Expanding the model to two-directional and/or Multi-Language Support


I have come up an English to Spanish (Domain Adapted) model that does well. This involved me coming up with parallel data, setting up lot of pre-processing steps, developing the base model and then fine-tuning on domain data.
I’m wondering how can I do the following with OpenNMT-tf repo -

  1. Create a two directional model - one that performs both English --> Spanish and Spanish --> English. Is this even possible or I have to follow the same process steps twice ending up with two models one for Engligh–>Spanish and another for Spanish to English.
  2. Scale model to multiple languages - Something like Google’s Zero Shot translation model. I came across this repo while researching Cross Lingual Modeling. Is this something already available within OpenNMT or in the road map for development

Any help is appreciated.

1 Like


Have you seen this one?

It’s a tutorial for OpenNMT-lua but the idea is generic.

Thanks @guillaumekln Let me take a look.

I’m guessing I can extend this for English and also other language families apart from Romance language family. Seems like it requires parallel data to be present for domain adaption as well. (i might not have enough domain parallel data for other languages hence was also researching on some unsupervised techniques)

If I had to replicate this tutorial using OpenNMT-tf which model would I instantiate ?

looks like Lua is using brnn from this training step
th train.lua -layers 4 -rnn_size 1000 -brnn -word_vec_size 600 -data ${DATA}/esfritptro-multi-train.t7 \ -save_model ${DATA}/onmt_esfritptro-4-1000-600 -gpuid 1

It’s still a translation task so you can pick the sequence to sequence models you are used to, for example the Transformer model.
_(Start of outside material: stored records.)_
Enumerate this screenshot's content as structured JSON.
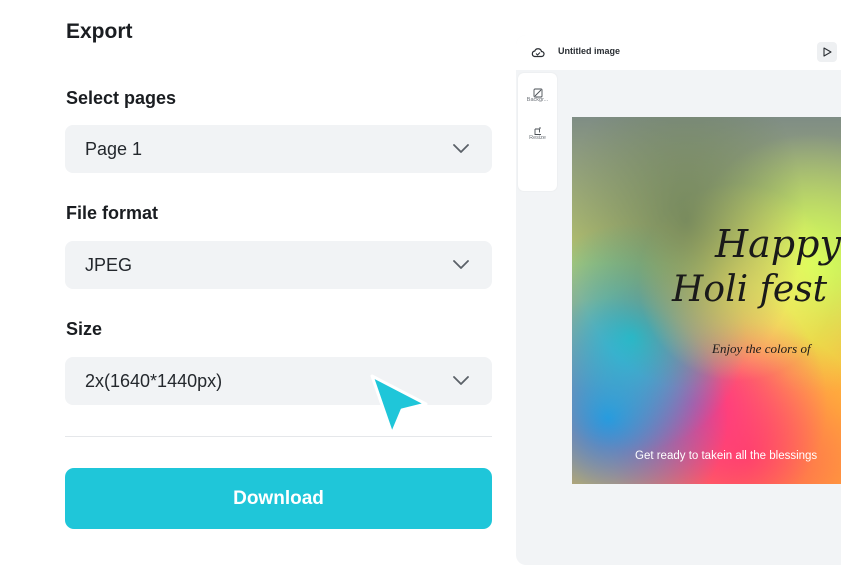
{
  "export": {
    "title": "Export",
    "select_pages": {
      "label": "Select pages",
      "value": "Page 1"
    },
    "file_format": {
      "label": "File format",
      "value": "JPEG"
    },
    "size": {
      "label": "Size",
      "value": "2x(1640*1440px)"
    },
    "download_label": "Download"
  },
  "preview": {
    "doc_title": "Untitled image",
    "tools": [
      {
        "icon": "background-icon",
        "label": "Backgr..."
      },
      {
        "icon": "resize-icon",
        "label": "Resize"
      }
    ],
    "canvas": {
      "line1": "Happy",
      "line2": "Holi fest",
      "line3": "Enjoy the colors of",
      "line4": "Get ready to takein all the blessings"
    }
  },
  "colors": {
    "accent": "#1fc6d9",
    "field_bg": "#f1f3f5",
    "cursor": "#1fc6d9"
  }
}
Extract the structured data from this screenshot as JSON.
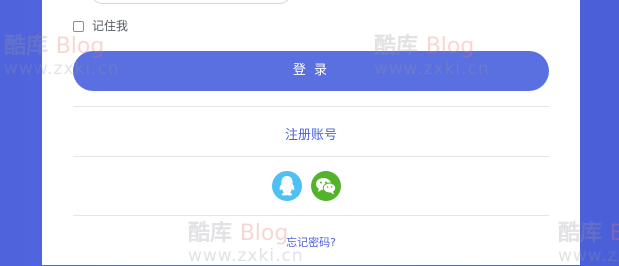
{
  "form": {
    "remember_label": "记住我",
    "login_button": "登 录",
    "register_link": "注册账号",
    "forgot_link": "忘记密码?"
  },
  "social": {
    "qq_icon": "qq-penguin-icon",
    "wechat_icon": "wechat-icon"
  },
  "watermark": {
    "line1": "酷库",
    "line1_brand": "Blog",
    "line2": "www.zxki.cn"
  },
  "colors": {
    "background": "#4f63dd",
    "primary": "#5a6fe0",
    "link": "#4d63d9",
    "qq": "#4ec0f3",
    "wechat": "#53b42c"
  }
}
Got it. Thanks ! @guillaumekln
I ran the Transformer model for training and I’m getting pretty good eval BLEU score of around ~32.00 (4000 steps and counting). I don’t think they have posted the eval BLEU to compare, I’m guessing that is what they got.
To replicate the table results, my guess is to manually split test-multi-src.tok and test-multi-tgt.tok files into 20 language pairs (40 files total) and run infer (20 times one for each language pair) on this split files if you want to avoid going through the pre-processing stages for raw files again. ?

Also, they mention that we can avoid the source language token to good reasons. I did not gather what code switching means in this context ?

, but the advantage is that it is simpler and we can handle input with code-switching.

Thanks !

You should split the file anyway for a per-LP score.

As a source language is not forced, the source text can be composed of different languages and still be able to translate to a single target language (in theory).

Thanks @guillaumekln
I was successfully able to replicate these results on OpenNMT-tf with Transformer model after creating a vocab from the training files. It gave pretty good (mostly better) BLEU scores for all language pairs apart from *->RO.
Will further try to include other language pairs and check how well it performs.